Benjamin Franklin Papers
Documents filtered by: Volume="Franklin-01-14"
sorted by: date (descending)
Permanent link for this document:
https://founders.archives.gov/documents/Franklin/01-14-02-0078

Incoming Philadelphia Mail, 1767–1768

Incoming Philadelphia Mail, 1767–1768

Printed forms with MS insertions: American Philosophical Society

Among the Franklin Papers is a record of letters received in the Philadelphia Post Office by Postmaster Thomas Foxcroft between May 12, 1767, and April 21, 1768. The record consists of a group of twenty-one sheets printed on both sides in the manner prescribed for Post Office Form “C” by Benjamin Franklin and William Hunter in 1753. The local official was to enter regularly on this form all letters he received from other colonial post offices or from ships; above, v, 162–3, 172–3.
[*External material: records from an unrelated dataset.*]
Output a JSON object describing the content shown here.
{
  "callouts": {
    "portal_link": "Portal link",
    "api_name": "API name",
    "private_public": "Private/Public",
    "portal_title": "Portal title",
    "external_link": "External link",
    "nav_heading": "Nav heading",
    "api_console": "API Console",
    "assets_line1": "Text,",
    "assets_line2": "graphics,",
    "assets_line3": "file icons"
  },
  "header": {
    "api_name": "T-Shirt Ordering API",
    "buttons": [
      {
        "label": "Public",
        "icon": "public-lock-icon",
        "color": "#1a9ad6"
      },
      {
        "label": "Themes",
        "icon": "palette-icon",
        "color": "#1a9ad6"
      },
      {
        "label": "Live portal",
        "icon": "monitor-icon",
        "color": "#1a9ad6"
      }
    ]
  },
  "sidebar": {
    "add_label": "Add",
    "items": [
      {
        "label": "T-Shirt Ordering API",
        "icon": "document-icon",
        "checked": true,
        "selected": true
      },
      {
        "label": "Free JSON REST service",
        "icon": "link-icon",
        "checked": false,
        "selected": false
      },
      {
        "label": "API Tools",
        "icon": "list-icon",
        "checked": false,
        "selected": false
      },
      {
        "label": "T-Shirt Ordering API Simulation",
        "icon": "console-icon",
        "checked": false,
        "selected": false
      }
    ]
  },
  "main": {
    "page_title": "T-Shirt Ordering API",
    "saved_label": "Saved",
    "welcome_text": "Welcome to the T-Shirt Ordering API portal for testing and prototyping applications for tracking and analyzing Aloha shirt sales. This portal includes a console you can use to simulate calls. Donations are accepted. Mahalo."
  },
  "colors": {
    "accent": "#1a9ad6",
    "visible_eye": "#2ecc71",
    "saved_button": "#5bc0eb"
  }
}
These sheets are not a continuation of the record for the years 1764–67 that is described above, XI, 398–402. That was a listing of the outgoing Philadelphia mail for the indicated period, prepared on Form “B,” while these sheets record the incoming Philadelphia mail for nearly a year in 1767–68. Since Form “C” required the postmaster to list the mail received from each other office by its weight in pennyweights and grains, not by the number of letters as Form “B” required, it is impossible to make any meaningful quantitative analysis of this record comparable to the sample tabulations printed for the earlier period. It may be useful, however, to point out the existence of this record and to report briefly on the post offices named in its pages. All but a few of the smallest offices listed as receiving Philadelphia mail during the 1764–67 period (above, XI, 400–2) are reported as sending mail to that city in the later period; and each of the following offices, not on the previous list, appears at least once during the months of May 1767 through April 1768: Springfield, Mass.;7 Bladensburg and Georgetown, Md.; Hampton, Petersburg, Suffolk, Todds,8 and Urbanna, Va. The appearance of so many new post offices in Maryland and Virginia, especially the latter, is noteworthy. The fact that John Foxcroft, a resident of Virginia, was actively functioning as deputy postmaster general during this period, while Franklin was not, may help to explain this apparent increase of the postal service in Foxcroft’s own colony.

[Note numbering follows the Franklin Papers source.]

7Springfield, Mass., was not a new post office at this time; it had been operating at least as early as 1763 (above, X, 418), and probably considerably earlier.

8Todd’s Ordinary, or Todd’s Tavern (Finchville), is a hamlet now served from the post office at Spottsylvania. It appears only once in this record, Jan. 21, 1768, and may not have been a regularly established office at that time.